Впрочем, есть крайне важное различие между использованием политического процесса для построения системы обеспечения социально-экономической безопасности для людей, которым созидательное разрушение причинило вред, и использованием политического процесса для пресечения созидательного разрушения. Подумайте о телеграфе и Pony Express. Одно дело помочь людям, потерявшим работу в Pony Express, переобучив их в телеграфистов; совсем другое дело — помочь им посредством запрещения телеграфа. Иногда политический процесс приносит эквивалент второго решения по причинам, которые описаны в связи с проблемой производителей мохера. Экономические выгоды конкуренции огромны, но они распределяются среди широкой группы; издержки конкуренции обычно меньше, но они сконцентрированы на узких группах населения.

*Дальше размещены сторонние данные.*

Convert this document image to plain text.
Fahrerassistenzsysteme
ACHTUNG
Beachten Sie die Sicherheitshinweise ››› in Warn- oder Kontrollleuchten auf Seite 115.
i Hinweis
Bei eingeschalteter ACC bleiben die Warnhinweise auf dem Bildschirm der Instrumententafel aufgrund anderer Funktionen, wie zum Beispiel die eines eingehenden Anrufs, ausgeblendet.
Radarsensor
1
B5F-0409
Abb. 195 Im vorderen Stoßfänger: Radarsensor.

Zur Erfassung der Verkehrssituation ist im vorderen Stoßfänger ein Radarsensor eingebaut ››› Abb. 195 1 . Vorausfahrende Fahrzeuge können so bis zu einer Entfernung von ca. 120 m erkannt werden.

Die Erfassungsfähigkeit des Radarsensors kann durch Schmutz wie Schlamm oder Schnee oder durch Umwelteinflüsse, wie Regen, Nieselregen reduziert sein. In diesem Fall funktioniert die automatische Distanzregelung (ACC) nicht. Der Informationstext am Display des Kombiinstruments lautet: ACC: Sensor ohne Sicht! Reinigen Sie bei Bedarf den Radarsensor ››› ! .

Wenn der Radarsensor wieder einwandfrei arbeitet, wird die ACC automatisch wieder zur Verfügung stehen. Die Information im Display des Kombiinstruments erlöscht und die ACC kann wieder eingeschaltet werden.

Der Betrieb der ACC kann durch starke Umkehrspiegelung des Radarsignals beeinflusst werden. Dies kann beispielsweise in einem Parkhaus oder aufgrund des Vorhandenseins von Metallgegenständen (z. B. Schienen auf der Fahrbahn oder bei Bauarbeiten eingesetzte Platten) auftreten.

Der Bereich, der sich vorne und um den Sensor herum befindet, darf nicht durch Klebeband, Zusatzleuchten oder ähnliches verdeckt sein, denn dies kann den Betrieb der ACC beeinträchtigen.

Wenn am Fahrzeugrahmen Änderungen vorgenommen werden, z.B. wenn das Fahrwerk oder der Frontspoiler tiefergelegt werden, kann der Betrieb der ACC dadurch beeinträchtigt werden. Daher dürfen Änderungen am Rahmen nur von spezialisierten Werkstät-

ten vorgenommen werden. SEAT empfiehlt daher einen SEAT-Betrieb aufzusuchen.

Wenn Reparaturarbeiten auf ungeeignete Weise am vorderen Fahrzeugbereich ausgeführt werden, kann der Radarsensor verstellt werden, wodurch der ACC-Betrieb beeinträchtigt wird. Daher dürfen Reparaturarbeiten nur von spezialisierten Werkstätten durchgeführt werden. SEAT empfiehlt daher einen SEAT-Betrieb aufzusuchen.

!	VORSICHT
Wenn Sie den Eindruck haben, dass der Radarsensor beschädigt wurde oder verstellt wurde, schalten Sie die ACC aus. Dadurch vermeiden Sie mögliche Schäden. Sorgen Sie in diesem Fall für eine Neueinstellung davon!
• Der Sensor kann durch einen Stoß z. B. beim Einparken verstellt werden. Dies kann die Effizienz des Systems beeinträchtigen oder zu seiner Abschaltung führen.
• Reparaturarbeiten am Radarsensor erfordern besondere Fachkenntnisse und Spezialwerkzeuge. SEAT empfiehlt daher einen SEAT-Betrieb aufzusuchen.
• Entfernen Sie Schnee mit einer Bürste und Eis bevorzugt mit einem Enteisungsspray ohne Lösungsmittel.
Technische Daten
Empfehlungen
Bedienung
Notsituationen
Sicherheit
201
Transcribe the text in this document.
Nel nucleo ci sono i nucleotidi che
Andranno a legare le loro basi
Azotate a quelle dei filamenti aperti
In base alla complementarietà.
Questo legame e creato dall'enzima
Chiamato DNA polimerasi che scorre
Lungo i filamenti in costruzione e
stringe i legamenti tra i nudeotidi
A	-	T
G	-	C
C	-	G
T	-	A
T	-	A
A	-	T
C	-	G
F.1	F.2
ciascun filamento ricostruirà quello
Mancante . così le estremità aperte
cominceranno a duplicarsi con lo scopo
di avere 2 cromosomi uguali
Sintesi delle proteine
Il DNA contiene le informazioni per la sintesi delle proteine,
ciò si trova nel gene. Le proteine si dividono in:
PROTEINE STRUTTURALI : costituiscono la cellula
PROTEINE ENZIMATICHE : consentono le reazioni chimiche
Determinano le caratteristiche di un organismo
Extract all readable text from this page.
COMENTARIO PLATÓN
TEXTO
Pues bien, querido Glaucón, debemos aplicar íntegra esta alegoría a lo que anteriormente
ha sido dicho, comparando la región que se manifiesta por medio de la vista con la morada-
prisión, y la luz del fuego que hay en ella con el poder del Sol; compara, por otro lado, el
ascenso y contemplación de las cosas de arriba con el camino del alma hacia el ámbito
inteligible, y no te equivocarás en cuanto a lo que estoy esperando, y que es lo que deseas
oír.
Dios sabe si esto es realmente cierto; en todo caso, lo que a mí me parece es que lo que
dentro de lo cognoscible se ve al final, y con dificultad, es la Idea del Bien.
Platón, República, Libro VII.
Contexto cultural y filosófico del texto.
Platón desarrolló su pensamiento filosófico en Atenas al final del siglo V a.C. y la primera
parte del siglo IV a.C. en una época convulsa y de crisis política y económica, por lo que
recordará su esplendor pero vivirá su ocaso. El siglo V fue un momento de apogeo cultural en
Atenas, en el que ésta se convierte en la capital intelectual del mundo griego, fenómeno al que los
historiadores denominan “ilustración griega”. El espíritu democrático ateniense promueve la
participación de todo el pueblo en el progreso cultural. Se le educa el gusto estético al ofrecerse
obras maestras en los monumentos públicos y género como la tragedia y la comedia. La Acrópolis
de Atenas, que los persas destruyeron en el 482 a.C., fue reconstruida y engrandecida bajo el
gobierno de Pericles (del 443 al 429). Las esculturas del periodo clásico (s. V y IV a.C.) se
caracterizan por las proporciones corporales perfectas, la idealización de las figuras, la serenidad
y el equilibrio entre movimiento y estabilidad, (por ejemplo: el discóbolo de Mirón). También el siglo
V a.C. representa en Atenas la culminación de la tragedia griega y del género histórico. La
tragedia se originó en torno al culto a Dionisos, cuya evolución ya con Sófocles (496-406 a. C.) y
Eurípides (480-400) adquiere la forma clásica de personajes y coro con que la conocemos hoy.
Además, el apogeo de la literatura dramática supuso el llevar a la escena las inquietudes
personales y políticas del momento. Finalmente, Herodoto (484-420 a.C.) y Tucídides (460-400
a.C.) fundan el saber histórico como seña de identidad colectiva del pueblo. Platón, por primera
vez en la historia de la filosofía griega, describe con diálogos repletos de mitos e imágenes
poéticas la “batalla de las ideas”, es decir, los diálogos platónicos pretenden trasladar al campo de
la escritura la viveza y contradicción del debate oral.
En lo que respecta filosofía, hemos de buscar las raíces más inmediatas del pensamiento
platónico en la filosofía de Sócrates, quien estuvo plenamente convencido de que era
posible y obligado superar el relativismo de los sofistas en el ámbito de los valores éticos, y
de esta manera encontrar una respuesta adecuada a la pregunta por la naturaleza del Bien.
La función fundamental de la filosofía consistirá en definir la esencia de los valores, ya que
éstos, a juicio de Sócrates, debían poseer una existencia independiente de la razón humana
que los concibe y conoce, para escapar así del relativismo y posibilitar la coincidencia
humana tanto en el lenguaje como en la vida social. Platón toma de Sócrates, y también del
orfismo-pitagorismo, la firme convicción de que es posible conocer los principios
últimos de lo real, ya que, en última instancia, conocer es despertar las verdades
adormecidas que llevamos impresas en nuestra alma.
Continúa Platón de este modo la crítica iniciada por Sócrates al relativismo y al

В результате люди, извлекшие блага из созидательного разрушения, едва замечают эти выгоды, тогда как потерпевшие поражение буквально приковывают себя к дверям офиса своего конгрессмена, требуя защиты, как мог бы сделать любой из нас, если бы возникла угроза нашему сообществу или источникам нашего существования.
Так обстоят дела в сфере международной торговли. Торговля приносит выгоды потребителям. Мы платим меньше за обувь, автомобили, электронику, продовольственные товары и за все прочее, что могут сделать лучше или дешевле в других странах мира (или делают дешевле в США из-за иностранной конкуренции). Наша жизнь становится лучше во многих отношениях, кумулятивный эффект которых весьма велик. Оглядываясь на годы администрации Клинтона, бывший министр финансов Роберт Рубин заметил: «Экономические блага снижения таможенных тарифов, которого мы добились в процессе переговоров за последние восемь лет, представляют собой крупнейшее во всемирной истории снижение налогов» [95].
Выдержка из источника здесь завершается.